Youn Sun Nah parle au présent à Qwest TV et raconte son parcours à travers des échanges directs qui l'ont émue. Elle rit, hésite, et à l'occasion, dévoile comment ses chansons - véritables morceaux de vies - sont nées.

La chanteuse coréenne, qui a vécu 20 années à Paris où elle y fait ses études musicales sort l’album Immersion (Arts Music / Warner Music Group), dont elle a réservé la primeur sur scène à Paris le 12 mars dernier.

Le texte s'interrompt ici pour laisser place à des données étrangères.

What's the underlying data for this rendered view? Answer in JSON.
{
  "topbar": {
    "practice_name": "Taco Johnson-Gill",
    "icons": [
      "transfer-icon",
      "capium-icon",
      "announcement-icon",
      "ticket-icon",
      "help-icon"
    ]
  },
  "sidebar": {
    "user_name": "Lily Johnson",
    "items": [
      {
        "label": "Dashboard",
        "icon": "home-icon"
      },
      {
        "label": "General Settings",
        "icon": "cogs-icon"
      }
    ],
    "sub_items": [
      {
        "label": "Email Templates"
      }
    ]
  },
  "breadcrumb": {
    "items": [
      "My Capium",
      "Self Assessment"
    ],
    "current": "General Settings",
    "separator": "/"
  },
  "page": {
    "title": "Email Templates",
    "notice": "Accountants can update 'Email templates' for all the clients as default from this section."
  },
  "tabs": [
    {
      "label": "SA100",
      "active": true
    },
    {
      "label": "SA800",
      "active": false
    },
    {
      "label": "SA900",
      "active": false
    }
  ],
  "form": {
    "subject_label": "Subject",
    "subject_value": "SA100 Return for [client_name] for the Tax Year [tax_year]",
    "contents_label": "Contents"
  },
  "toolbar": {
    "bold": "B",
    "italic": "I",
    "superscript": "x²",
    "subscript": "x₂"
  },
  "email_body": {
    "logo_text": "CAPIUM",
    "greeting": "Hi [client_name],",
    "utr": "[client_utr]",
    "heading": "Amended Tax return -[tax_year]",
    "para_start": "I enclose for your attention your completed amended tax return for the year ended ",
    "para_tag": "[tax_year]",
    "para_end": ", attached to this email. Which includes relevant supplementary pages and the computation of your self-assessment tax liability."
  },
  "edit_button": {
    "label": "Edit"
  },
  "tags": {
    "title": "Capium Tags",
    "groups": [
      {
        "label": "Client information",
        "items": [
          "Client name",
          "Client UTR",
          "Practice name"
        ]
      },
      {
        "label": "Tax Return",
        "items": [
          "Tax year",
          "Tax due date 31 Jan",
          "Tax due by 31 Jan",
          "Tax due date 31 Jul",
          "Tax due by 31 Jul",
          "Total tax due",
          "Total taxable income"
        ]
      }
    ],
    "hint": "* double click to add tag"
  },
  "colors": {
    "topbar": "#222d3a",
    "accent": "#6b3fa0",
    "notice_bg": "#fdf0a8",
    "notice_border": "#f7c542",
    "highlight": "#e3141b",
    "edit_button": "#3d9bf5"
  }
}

Les musiciens qui l’accompagnent en tournée ne sont pas ceux avec lesquels elle a enregistré, mais ils ont tous la particularité d’être multi instrumentistes et compositeurs. Une dimension plurielle, qui se retrouve exactement dans les titres où la voix de Youn Sun Nah est démultipliée par les samples, entre jazz et psyché pop, et où la compositrice prend de plus en plus de place.

Vous avez choisi Paris pour le premier concert de votre nouvel album dans lequel la moitié des titres sont des compositions personnelles. Est-ce le signe d’une nouvelle direction ?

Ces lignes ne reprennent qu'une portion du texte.